Ansprache des Vorstandsmitglieds Paul Kluge anlässlich des Treffens der freien Friesen am Upstalsboom
„Läiwe Landslüe ut Noord-, West-, Sater- un Oostfreesland, willkommene Gäste aus den deutschen und den Niederlanden,"
in früheren Zeiten versammelten sich am Dienstag nach Pfingsten hier am Upstalsboom Vertreter der freien Seelande, um ihre Angelegenheiten zu richten. „Redjeven" hießen sie, Ratgeber, die auf Zeit gewählt waren. Nicht um Urteile ging es – die wurden gelegentlich auch gefällt – sondern um Ordnung, um Frieden. War etwas in Unordnung geraten in den wechselseitigen Beziehungen der freien Seelande, gab es gravierende Schwierigkeiten zwischen einzelnen Landesgemeinden, gab es Bedrohung von außen: Hier war der Ort, in gemeinsamer Beratung Lösungen zu finden, gestörten Rechtsfrieden wieder herzustellen, Gefahren durch die See oder durch Feinde gemeinsam abzuwehren. Dies geschah generell nach einem Prinzip, das heute Subsidiarität genannt wird, und dessen Erfindung sich andere gern auf ihre Fahnen schreiben.
Grundlage der Beratungen war die Rechtsordnung der Friesischen Freiheit, zu Beginn des 9. Jahrhunderts verliehen. Sie gewährte den Friesen ein Maß an Unabhängigkeit und Selbständigkeit, an Eigenverantwortung auch, das es im übrigen Europa nicht gab. In 17 Küren, Gesetzen, war festgehalten, was für alle freien Seelande galt. Sie wurden durch 24 Landrechte ergänzt. Dieses Recht galt für alle gleich, für Reiche wie für Arme, für Einheimische wie für Zugezogene. Es galt auch für ausländische Flüchtlinge, und Leibeigene gab es nicht.
Um 1240 charakterisiert der englische Franziskanermönch Bartholomäus Anglicus die Friesen mit folgenden Worten: „Der Stamm ist nach außen frei, keinem anderen Herrn unterworfen. Für die Freiheit gehen sie in den Tod und wählen lieber den Tod, als dass sie sich mit dem Joch der Knechtschaft belasten ließen. Daher haben sie die militärischen Würden abgeschafft und dulden nicht, dass einige unter ihnen sich mit einem militärischen Rang hervorheben. Sie unterstehen jedoch Richtern, die sie jährlich aus der Mitte wählen, die das Staatswesen unter ihnen ordnen und regeln …".
Dieses Recht galt bis 1498, als der Kaiser Maximilian I Ostfriesland für 300.000 Gulden an Herzog Albrecht von Sachsen abtrat. Man mag bei der Summe an die 30 Silberlinge des Judas denken.

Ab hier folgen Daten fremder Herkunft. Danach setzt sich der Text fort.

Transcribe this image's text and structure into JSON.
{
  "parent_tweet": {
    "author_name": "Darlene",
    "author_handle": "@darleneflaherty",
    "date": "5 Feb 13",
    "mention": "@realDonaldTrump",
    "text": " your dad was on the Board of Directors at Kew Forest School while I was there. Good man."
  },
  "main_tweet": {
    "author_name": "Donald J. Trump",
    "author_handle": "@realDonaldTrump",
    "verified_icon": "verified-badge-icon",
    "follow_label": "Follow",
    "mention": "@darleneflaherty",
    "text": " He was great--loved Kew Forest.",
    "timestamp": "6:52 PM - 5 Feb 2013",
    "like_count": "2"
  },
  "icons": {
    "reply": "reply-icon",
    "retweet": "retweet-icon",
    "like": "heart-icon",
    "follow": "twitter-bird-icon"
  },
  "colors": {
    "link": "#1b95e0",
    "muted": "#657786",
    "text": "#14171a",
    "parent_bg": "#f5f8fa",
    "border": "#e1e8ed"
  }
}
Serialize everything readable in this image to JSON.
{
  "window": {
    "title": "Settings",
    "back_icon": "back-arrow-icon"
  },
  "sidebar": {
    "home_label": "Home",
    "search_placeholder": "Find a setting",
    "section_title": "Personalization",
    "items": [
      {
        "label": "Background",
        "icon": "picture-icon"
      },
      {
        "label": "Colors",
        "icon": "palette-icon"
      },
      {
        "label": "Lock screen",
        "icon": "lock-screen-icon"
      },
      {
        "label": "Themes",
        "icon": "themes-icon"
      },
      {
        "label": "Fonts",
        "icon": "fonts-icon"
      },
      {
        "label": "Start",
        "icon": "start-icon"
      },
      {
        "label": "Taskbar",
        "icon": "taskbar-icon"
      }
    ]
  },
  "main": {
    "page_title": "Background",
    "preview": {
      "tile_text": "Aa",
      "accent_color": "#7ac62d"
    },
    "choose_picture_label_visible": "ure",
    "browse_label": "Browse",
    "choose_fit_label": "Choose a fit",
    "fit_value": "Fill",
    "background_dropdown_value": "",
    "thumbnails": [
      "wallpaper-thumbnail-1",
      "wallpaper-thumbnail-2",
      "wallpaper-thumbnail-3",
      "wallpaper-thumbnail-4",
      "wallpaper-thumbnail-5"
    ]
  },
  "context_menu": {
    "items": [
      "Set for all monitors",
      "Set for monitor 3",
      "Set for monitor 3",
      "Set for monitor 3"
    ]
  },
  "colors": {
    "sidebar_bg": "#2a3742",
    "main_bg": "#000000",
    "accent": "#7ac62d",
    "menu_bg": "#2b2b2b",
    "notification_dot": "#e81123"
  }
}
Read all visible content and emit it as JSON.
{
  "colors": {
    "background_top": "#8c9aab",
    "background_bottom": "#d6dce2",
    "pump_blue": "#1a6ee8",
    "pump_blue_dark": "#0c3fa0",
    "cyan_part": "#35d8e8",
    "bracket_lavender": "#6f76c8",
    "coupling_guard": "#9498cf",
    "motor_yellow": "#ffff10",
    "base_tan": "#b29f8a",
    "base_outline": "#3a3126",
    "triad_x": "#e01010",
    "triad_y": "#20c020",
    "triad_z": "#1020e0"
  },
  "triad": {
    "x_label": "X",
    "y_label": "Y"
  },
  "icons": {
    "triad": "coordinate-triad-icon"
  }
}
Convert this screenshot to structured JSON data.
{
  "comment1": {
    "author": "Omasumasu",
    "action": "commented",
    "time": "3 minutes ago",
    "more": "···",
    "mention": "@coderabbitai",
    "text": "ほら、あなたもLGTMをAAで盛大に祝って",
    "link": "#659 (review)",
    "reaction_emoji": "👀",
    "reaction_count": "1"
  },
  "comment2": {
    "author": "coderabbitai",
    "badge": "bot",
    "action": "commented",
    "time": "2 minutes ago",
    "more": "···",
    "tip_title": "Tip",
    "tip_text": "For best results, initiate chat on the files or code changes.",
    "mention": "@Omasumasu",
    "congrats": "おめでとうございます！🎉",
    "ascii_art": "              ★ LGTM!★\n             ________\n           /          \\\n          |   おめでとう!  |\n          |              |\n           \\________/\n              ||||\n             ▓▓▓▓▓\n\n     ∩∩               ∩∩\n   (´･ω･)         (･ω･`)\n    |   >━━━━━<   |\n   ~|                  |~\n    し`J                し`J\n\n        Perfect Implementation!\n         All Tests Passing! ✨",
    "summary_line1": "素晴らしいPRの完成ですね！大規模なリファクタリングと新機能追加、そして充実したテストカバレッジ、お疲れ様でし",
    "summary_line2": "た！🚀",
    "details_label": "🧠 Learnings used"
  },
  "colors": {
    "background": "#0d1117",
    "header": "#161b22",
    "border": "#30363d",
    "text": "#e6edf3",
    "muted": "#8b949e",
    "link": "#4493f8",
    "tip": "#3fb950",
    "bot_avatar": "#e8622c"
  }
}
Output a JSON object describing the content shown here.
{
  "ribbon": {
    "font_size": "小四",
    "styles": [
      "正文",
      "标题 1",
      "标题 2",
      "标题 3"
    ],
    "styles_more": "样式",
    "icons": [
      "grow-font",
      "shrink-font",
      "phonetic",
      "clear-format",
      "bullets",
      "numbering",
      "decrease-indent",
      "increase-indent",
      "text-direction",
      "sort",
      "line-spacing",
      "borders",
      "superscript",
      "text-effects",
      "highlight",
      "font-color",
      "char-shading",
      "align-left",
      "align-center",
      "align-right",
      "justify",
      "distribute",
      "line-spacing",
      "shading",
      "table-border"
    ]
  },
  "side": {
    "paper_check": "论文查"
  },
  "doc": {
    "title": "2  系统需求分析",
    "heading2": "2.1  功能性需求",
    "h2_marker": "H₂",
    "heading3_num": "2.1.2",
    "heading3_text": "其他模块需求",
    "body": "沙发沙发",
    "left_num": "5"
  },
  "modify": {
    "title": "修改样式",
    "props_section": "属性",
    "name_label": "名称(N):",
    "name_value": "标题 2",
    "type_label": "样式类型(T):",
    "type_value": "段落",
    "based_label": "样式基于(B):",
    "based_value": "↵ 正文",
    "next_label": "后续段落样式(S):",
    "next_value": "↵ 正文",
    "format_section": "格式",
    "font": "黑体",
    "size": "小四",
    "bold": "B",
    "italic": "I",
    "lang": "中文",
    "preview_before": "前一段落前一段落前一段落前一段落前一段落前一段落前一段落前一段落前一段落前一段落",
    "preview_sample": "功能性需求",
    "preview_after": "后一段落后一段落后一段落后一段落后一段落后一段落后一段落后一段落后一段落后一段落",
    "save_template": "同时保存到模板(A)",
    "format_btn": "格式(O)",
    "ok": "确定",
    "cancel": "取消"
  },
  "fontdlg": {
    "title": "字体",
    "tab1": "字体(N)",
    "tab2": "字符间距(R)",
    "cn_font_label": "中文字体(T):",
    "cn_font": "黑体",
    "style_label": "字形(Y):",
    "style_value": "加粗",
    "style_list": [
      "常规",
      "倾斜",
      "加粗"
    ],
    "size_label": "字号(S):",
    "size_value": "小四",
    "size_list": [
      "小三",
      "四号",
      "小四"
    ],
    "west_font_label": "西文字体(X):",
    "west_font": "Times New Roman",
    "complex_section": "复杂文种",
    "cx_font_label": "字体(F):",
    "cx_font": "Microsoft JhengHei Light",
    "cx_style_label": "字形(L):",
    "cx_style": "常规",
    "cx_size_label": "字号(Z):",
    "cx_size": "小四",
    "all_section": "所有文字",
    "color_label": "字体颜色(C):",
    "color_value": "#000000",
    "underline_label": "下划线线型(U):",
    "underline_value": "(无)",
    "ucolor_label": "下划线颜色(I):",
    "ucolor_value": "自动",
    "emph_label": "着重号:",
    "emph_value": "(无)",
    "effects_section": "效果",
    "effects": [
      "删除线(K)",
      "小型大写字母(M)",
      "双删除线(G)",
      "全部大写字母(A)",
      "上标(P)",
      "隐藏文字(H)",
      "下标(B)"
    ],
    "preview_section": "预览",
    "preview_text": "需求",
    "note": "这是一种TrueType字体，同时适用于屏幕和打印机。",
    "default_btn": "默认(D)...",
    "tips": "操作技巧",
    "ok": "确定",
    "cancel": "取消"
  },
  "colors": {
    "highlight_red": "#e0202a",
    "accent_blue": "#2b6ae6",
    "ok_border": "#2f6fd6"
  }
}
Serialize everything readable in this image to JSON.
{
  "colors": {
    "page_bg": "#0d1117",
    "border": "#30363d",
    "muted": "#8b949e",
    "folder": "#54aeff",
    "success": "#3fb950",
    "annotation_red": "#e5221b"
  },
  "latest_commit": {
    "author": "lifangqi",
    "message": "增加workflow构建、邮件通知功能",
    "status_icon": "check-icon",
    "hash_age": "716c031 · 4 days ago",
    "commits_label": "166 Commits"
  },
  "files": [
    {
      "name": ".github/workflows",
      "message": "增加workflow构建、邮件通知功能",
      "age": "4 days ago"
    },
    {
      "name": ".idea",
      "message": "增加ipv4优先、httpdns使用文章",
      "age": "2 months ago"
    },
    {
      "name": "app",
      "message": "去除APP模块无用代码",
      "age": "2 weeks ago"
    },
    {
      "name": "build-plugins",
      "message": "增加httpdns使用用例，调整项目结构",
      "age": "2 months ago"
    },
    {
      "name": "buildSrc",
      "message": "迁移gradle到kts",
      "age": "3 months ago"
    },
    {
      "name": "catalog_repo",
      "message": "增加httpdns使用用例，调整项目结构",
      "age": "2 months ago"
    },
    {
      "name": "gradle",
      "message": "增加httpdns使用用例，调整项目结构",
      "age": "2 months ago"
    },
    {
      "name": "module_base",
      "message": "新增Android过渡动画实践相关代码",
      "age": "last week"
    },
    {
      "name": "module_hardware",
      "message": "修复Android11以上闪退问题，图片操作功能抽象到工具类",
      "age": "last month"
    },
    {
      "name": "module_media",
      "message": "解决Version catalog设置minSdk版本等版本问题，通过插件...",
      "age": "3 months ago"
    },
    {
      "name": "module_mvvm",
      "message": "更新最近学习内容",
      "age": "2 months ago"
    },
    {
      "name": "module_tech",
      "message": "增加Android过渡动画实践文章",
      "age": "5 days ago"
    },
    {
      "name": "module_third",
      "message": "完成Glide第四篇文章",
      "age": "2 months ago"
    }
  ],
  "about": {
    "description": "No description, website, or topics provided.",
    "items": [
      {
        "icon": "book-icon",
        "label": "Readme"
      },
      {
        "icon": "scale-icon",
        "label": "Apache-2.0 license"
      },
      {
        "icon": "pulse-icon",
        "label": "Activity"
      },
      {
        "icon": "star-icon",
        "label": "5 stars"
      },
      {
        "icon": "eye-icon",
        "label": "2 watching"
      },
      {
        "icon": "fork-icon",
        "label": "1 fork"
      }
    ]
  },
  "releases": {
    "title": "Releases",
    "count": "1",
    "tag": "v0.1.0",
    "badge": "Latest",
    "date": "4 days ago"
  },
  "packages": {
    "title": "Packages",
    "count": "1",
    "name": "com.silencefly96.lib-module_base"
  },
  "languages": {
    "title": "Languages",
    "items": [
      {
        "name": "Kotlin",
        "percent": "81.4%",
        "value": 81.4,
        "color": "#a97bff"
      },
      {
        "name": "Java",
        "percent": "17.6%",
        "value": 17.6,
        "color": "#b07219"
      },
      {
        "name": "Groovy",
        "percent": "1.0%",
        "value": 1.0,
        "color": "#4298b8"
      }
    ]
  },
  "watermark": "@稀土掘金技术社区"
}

Damit aber war der Grundgedanke der Friesischen Freiheit nicht aus der Welt: Bereits 20 Jahre später lebte er, wenn auch in anderer Form, wieder auf. Als nämlich die reformatorischen Gedanken Luthers und mehr noch Zwinglis das Land erreichten. Zwinglis Schüler Johannes Apportanus, Prediger an der Großen Kirche zu Emden, verbreitete sie nach dem Oldersumer Religionsgespräch von 1526 per Flugblatt.
So wurde Emden zur Mitte des 16. Jahrhunderts ein wichtiger Ort der Reformation. Die Stadt zählte damals zu den größten im Deutschen Reich und hatte den größten Seehafen Europas. Die politische Situation in Ostfriesland und das internationale Gepräge dieser Stadt waren Nährboden für eine große Vielfalt reformatorischer Ansätze. Die Friesische Freiheit hatte die Menschen unabhängiges, eigenständiges Denken gelehrt.
Emden wurde Zufluchtsort religiös Verfolgter und bot einer intellektuellen Elite Asyl. Sie nahmen von hier aus Einfluss auf die Entwicklung der Reformation in anderen europäischen Ländern. Andernorts verbotene Literatur wurde in Emden gedruckt und von dort aus verbreitet. Die Stadt und ihre Kirche wurden zur »Moederkerk« der niederländischen Reformation. Am Ende verwandelte die Reformation Calvinscher Prägung Emden in einen fast autonomen Stadtstaat; die Friesische Freiheit lebte weiter.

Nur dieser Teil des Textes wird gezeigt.